Your aging friend is no longer up for the hikes and the active games you always enjoyed together. Now a short walk in the neighborhood is about all she can manage. What can you do to keep her life interesting, both for her sake and yours? Here are some of the ways we’ve enriched our aging companions’ lives without taxing their strength.
Workouts that Work
Give your dog a digging spot in the yard. Loosen a patch of soil and bury toys or bones for her to find. Help her get started, then watch her sniff and dig with aged gusto. She’ll be giving her front legs and shoulders a good workout, without the jarring and twisting that can come with running and playing. Take photos of her digging, especially when she finds the bone and has dirt all over her face. You’ll cherish those photos someday as you remember the fun she had.
Swimming can be excellent exercise that’s easy on the joints, so if your dog enjoys it, see if you can find a safe spot to take her for a short swim. We urge you to put a doggy life jacket on her as her memory of what she can do and the reality of it may be quite different. Be aware that her endurance won’t be what it once was, so give her a bit of a break between tosses – if you’re playing fetch – and call a rest time before she’s overly tired. A shallow kiddy pool in the shade can also be nice on hot days for a water-loving dog. If the bottom is slick, stick on some non-slip bathtub strips before filling the pool.
When it’s too hot, cold or icy for an outside walk, take your dog for a walk in the house. Just clip on a leash, grab a few treats and start walking. Adding in a few commands she knows and enjoys (Sit, Wait, Come), then praise, laugh, and reward her when she does them. Be sure you give her enough room at corners and through doorways and give her the time she needs to make turns.
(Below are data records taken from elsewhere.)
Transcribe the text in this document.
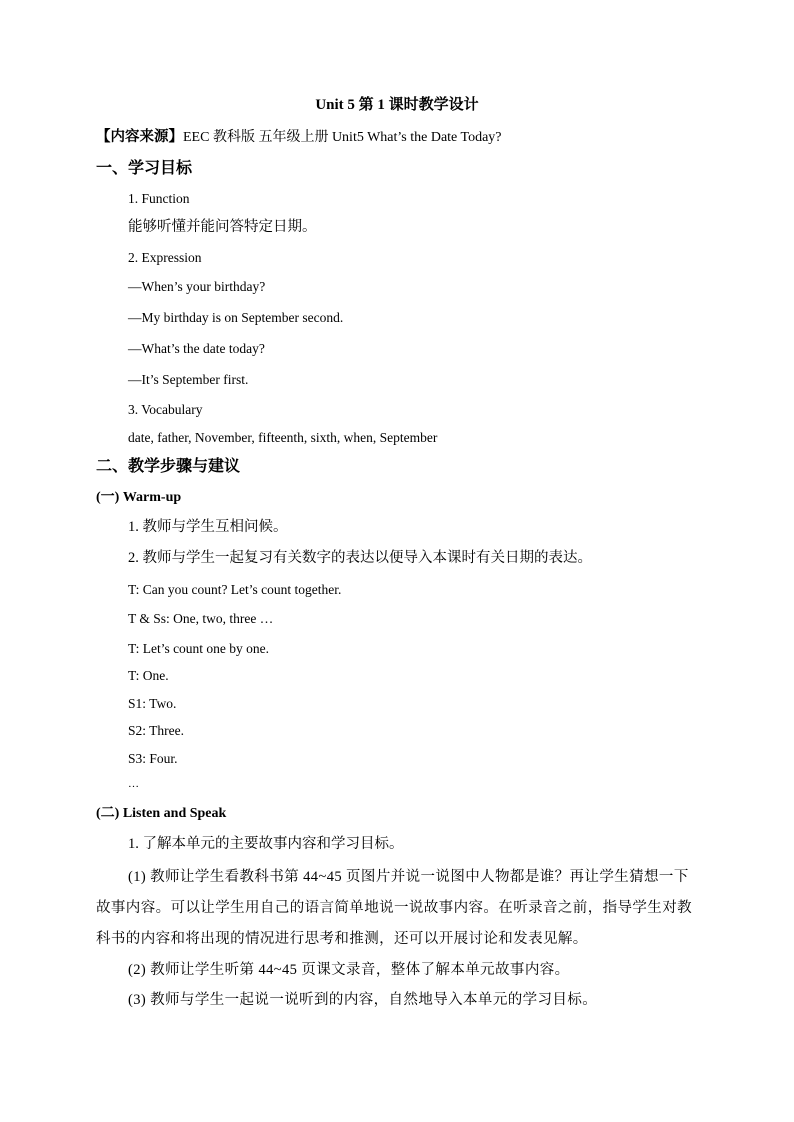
Unit 5 第 1 课时教学设计
【内容来源】EEC 教科版 五年级上册 Unit5 What’s the Date Today?
一、学习目标
1. Function
能够听懂并能问答特定日期。
2. Expression
—When’s your birthday?
—My birthday is on September second.
—What’s the date today?
—It’s September first.
3. Vocabulary
date, father, November, fifteenth, sixth, when, September
二、教学步骤与建议
(一) Warm-up
1. 教师与学生互相问候。
2. 教师与学生一起复习有关数字的表达以便导入本课时有关日期的表达。
T: Can you count? Let’s count together.
T & Ss: One, two, three …
T: Let’s count one by one.
T: One.
S1: Two.
S2: Three.
S3: Four.
…
(二) Listen and Speak
1. 了解本单元的主要故事内容和学习目标。
(1) 教师让学生看教科书第 44~45 页图片并说一说图中人物都是谁？再让学生猜想一下故事内容。可以让学生用自己的语言简单地说一说故事内容。在听录音之前，指导学生对教科书的内容和将出现的情况进行思考和推测，还可以开展讨论和发表见解。
(2) 教师让学生听第 44~45 页课文录音，整体了解本单元故事内容。
(3) 教师与学生一起说一说听到的内容，自然地导入本单元的学习目标。
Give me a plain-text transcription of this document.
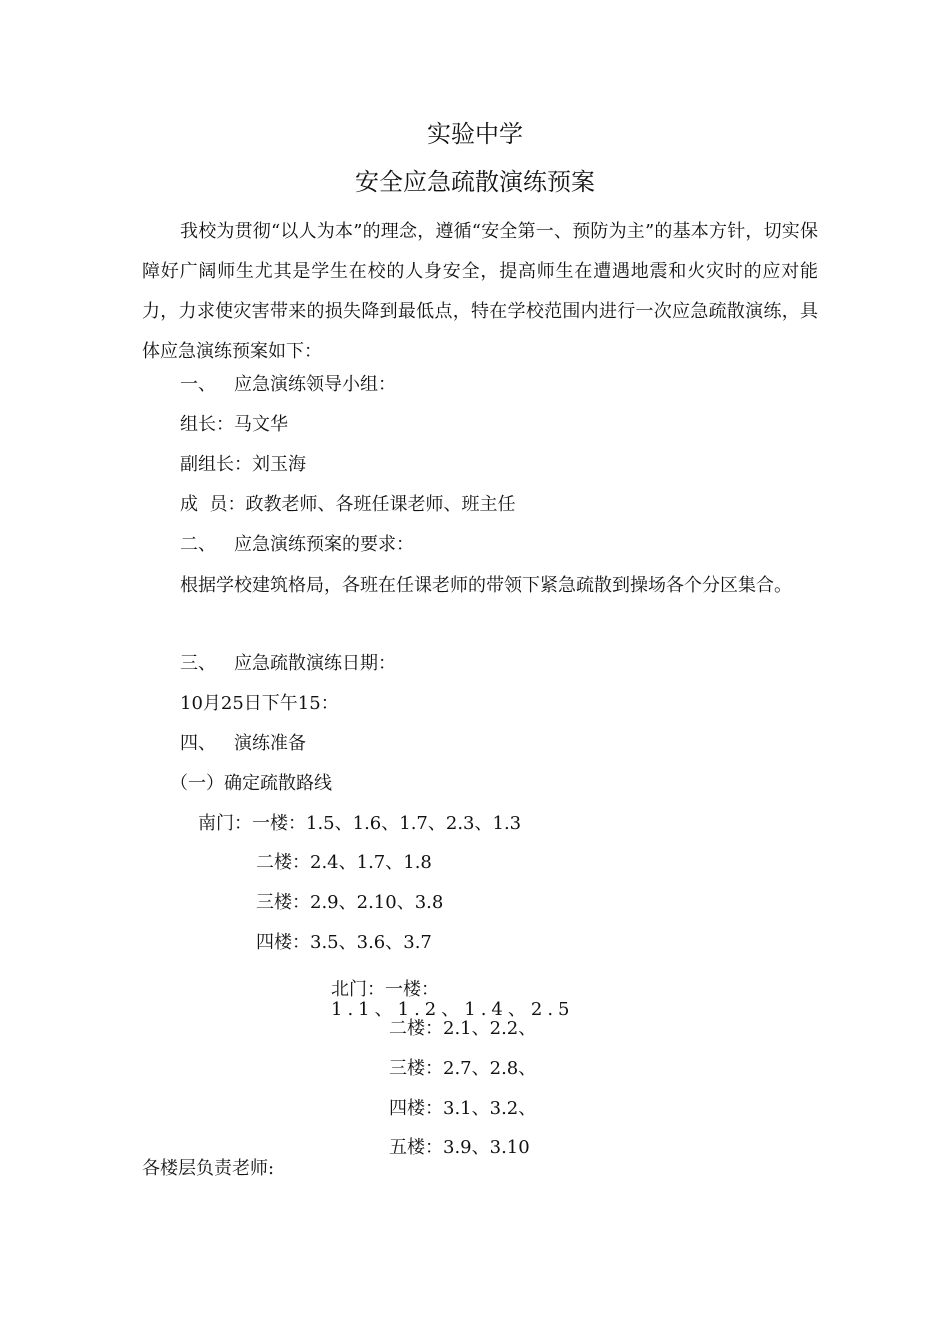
实验中学
安全应急疏散演练预案
我校为贯彻“以人为本”的理念，遵循“安全第一、预防为主”的基本方针，切实保障好广阔师生尤其是学生在校的人身安全，提高师生在遭遇地震和火灾时的应对能力，力求使灾害带来的损失降到最低点，特在学校范围内进行一次应急疏散演练，具体应急演练预案如下：
一、 应急演练领导小组：
组长：马文华
副组长：刘玉海
成  员：政教老师、各班任课老师、班主任
二、 应急演练预案的要求：
根据学校建筑格局，各班在任课老师的带领下紧急疏散到操场各个分区集合。
三、 应急疏散演练日期：
10月25日下午15：
四、 演练准备
（一）确定疏散路线
南门：一楼：1.5、1.6、1.7、2.3、1.3
二楼：2.4、1.7、1.8
三楼：2.9、2.10、3.8
四楼：3.5、3.6、3.7
北门：一楼：
1.1、1.2、1.4、2.5
二楼：2.1、2.2、
三楼：2.7、2.8、
四楼：3.1、3.2、
五楼：3.9、3.10
各楼层负责老师:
This can be a fun time of enjoying your bond and giving your old companion some gentle exercise and special attention. No one says things have to be complicated to be beneficial.
Feed the Birds
Yes, really. Many dogs enjoy watching birds or squirrels, and if your dog can still see well, set up a bird or squirrel feeder outside a low window or sliding glass door. Give your dog a comfortable bed there, and let her enjoy the activity.
Park It at the Park
On nice days, take your friend to the park and sit on a bench near the playground, if your dog enjoys children. Not too near, unless your dog LOVES children, so you won’t have children running up to her. Enjoy the opportunity to sit quietly with your dog, while she watches the children play. One of the gifts an older pet gives us is the reminder to slow down and enjoy the little moments of life.
Out and About
Sunday afternoon drives aren’t just for human retirees. Many dogs love car rides, and taking your dog along can make her day. As long as it’s not too cold or hot, consider inviting your dog if you’re heading out for a drive or for some quick errands. If your dog has trouble getting into and out of the car and is too heavy for you to lift, you might want to consider buying a ramp to make it easier for her.
Remember all those socialization outings when your dog was a puppy? Well, she might like going back to some of those same places, and you might like taking your calmer, more mature dog around with you. Pet stores, garden centers, cafes, and more could all be on your list of fun places to go with your dog. Do be careful of places with slippery floors if they are difficult for your dog, but if she enjoys it, an outing together with your steady, older dog can be a sweet time together.
Old Dogs Can Learn New Tricks
Old dogs can and often love to learn new tricks, so this can be a good time to teach your older friend some new fun. Now that she is probably more thoughtful than she was in her youth, she may even pick tricks up faster, and besides, she’ll love the special time with you. Some good tricks for an older dog are Bow, Shake, Leave the Treats on the Paws, Wag Your Tail.
We hope these ideas help you enjoy these special days with your aging companion. It is hard to see our dogs’ abilities declining, but there are ways to make these years special for both of you. Keep in mind that your dog doesn’t think with regret about what she can no longer do. She lives in the present, and YOU are the best part of her day. Enjoy today with her!